At the very least, this proposal should appeal to most black Americans and be popular among liberal Democrats. I am not sure why it is not even discussed. It is the surest way to reduce, if not end, racial segregation. And it would do far more than reparations, busing, or Affirmative Action (whether or not any of these tactics is still pursued or not) to improve the lives of poor blacks. (And reduce crime).

The only thing that might remain is what to do about an economy that is so organized that it still needs lots of people to perform jobs that are mindless and boring. I suspect that if more people who wind up in these jobs have a very good education, more will be dissatisfied with those jobs, and that might pose a problem, for whoever has a stake in the current economic system.

But segregation (which most everyone today wants; black Americans now have a culture that affirms it quite insistently, for Black nationalism makes no sense without it), the attack on attitudes of ‘privileged’ people, white, or whatever, and the desire to maintain a strong black middle and upper middle class, instead of pursuing more class-less strategies, these all make it easy to blame the luckier ones. And then we can have mini-pogroms against many people who might become violinists or scientists when that seems so unfair to so many people who don’t.

Needless to say, school curricula should also be nationally uniform, with some autonomy and choice allowed to teachers.

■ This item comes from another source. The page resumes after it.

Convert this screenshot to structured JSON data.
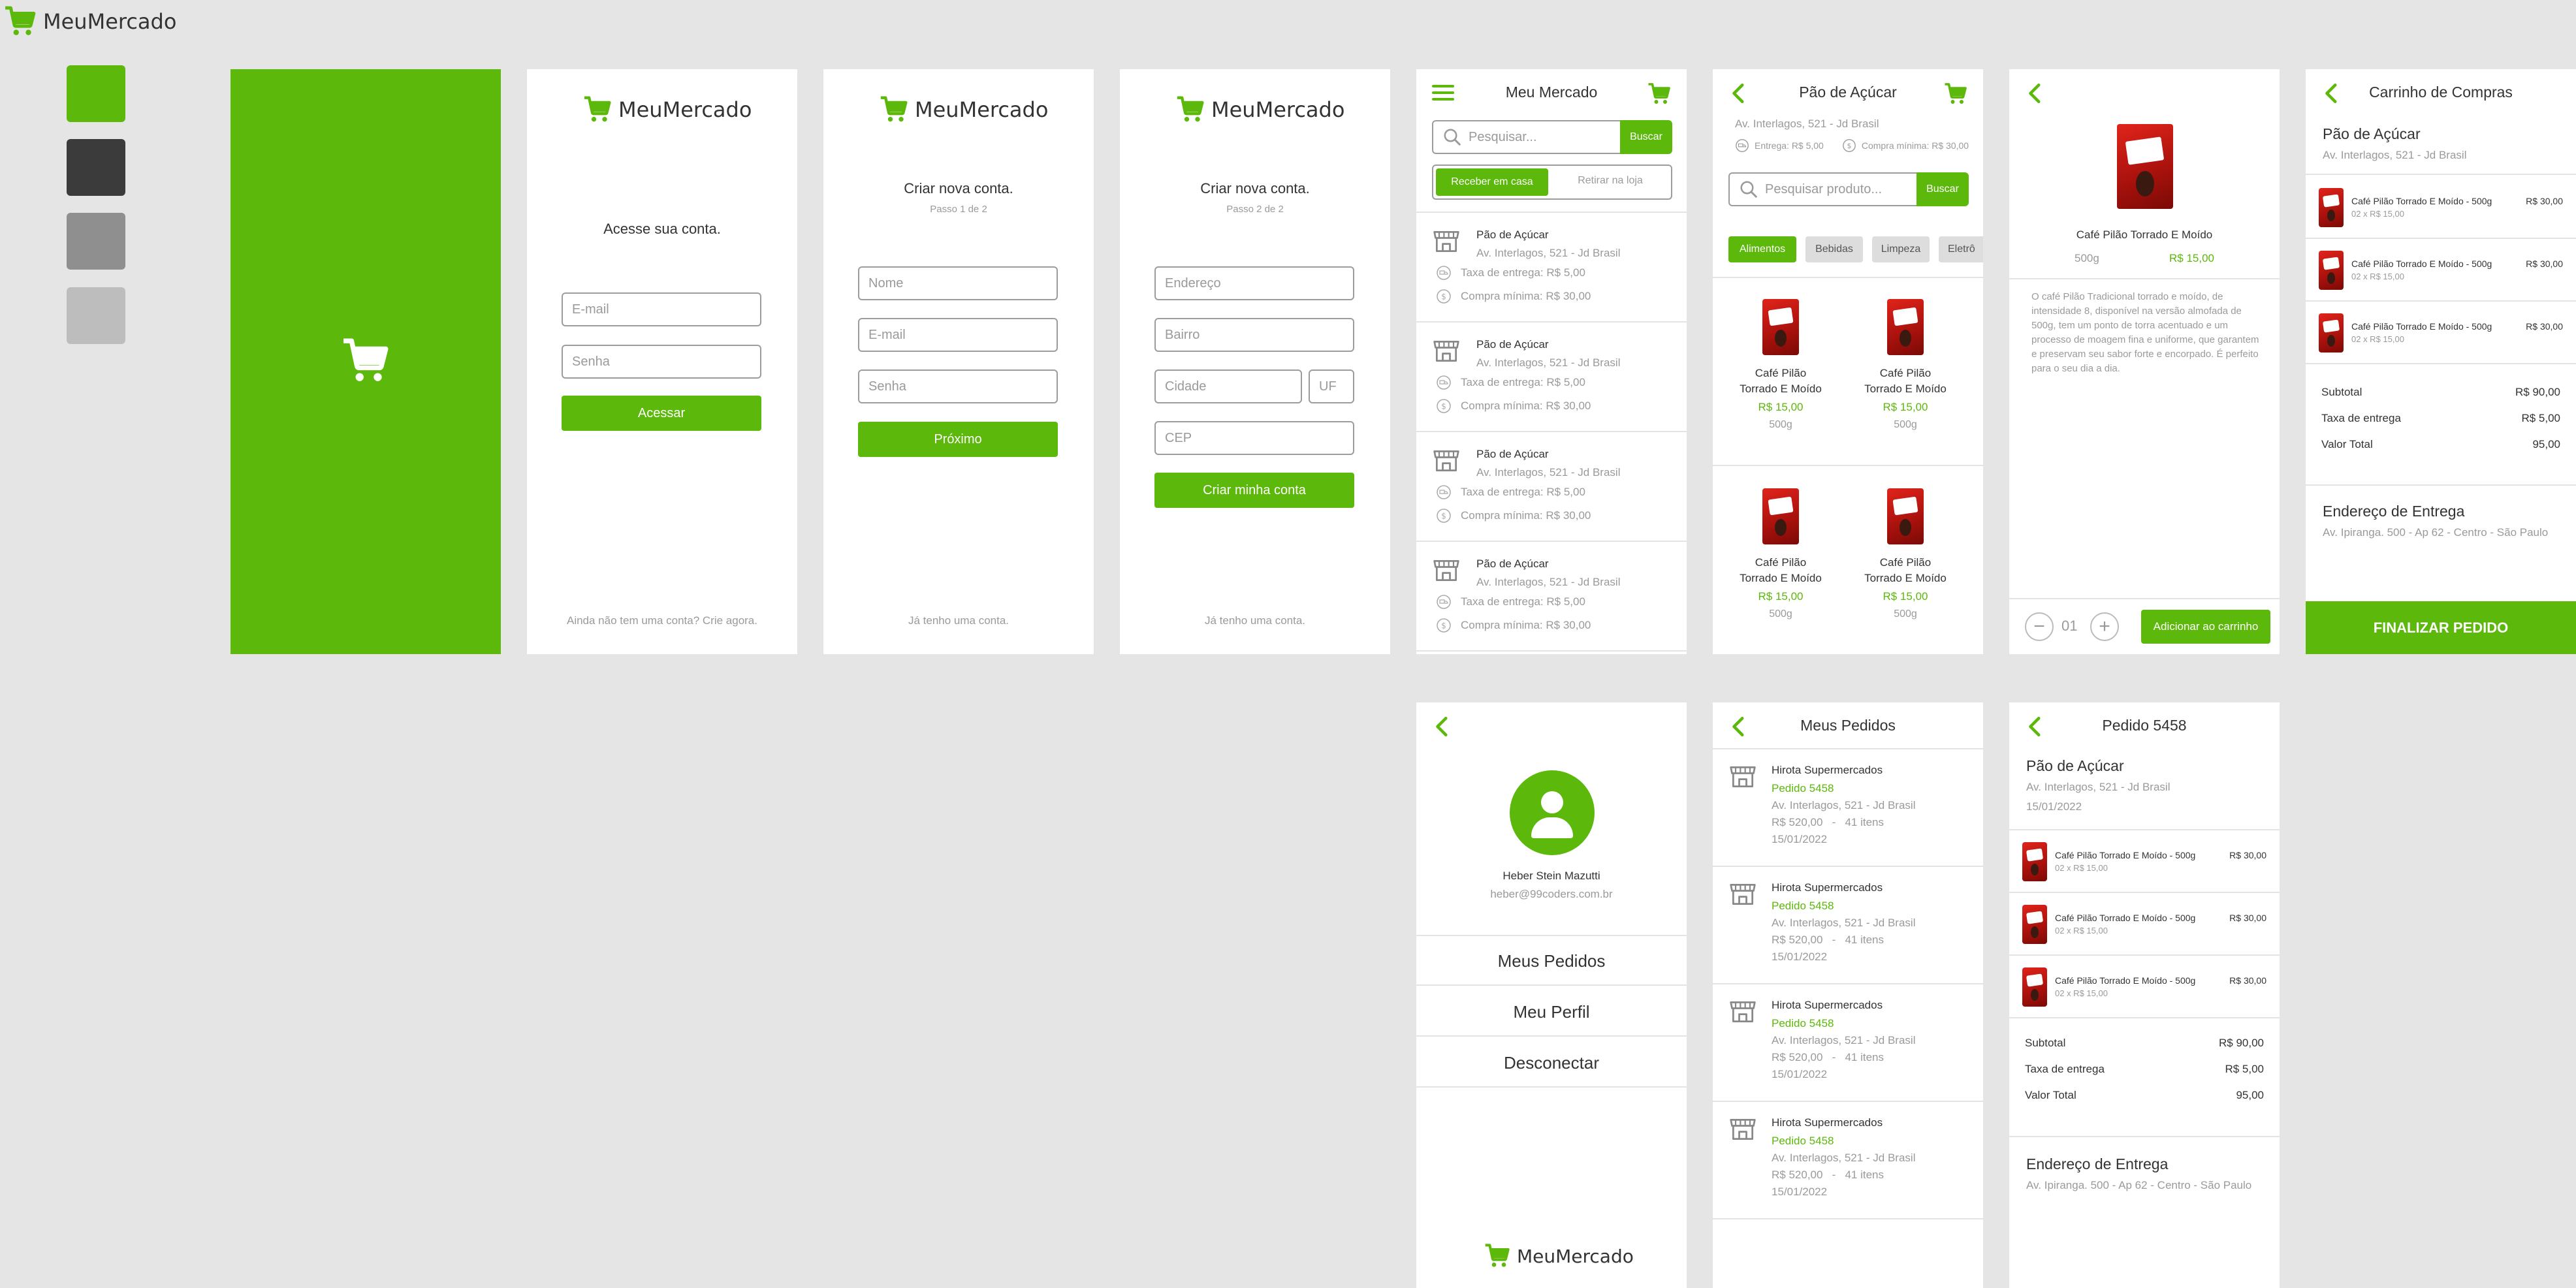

Or do you think it makes sense, given our current multicultural identity politics, for white kids to read Shakespeare and black kids to study black history and literature? If anything, it’s white kids who should study black history and culture, while everyone should learn the classics of European literature. The opponents of this, who will claim to be on the left, but are really on the right, will say, “But Shakespeare belongs to the English, and not to ‘us’; we want to learn about our own culture.” An African writer replied to the American Jewish novelist Saul Bellow’s statement that he didn’t believe in multiculturalism in education because there is no Bantu Tolstoy. The reply is: Yes, there is; “the Bantu Tolstoy is Tolstoy.” As surely as people in the 21st century in New York or Birmingham can read a great playwright who came from an English town in the 16th century and lived and worked in London then. But the real issue here is the false one of identity and esteem. The purpose of an education is not to confirm you in your particular identity, but to learn about the world, and how to think (something our schools have largely abandoned for knowledge of ‘true’ facts recallable from memory on multiple-choice tests, which long ago replaced the essay exams still central to primary and secondary schooling in many countries). As for me, when I’m reading Shakespeare, my identity, or at least the only one that really matters very much, is: reader of the play I’m reading. I may be in the Bronx, but it is as if I were in, well, maybe Verona, if not Denmark. Shakespeare’s anyway. Such is the power of art. The problems I started the essay with are of a piece with the identity thing. It is sad that our business society can only think of solutions to social problems that are individualistic, and that offer people comfortable and attractive ways of cultivating the communitarian particularism of their own foxhole, which soon schools may not be needed for at all, since social media sells you yourself and everything your precious ego is connected to. This keeps you in your place. Enjoyment of it does.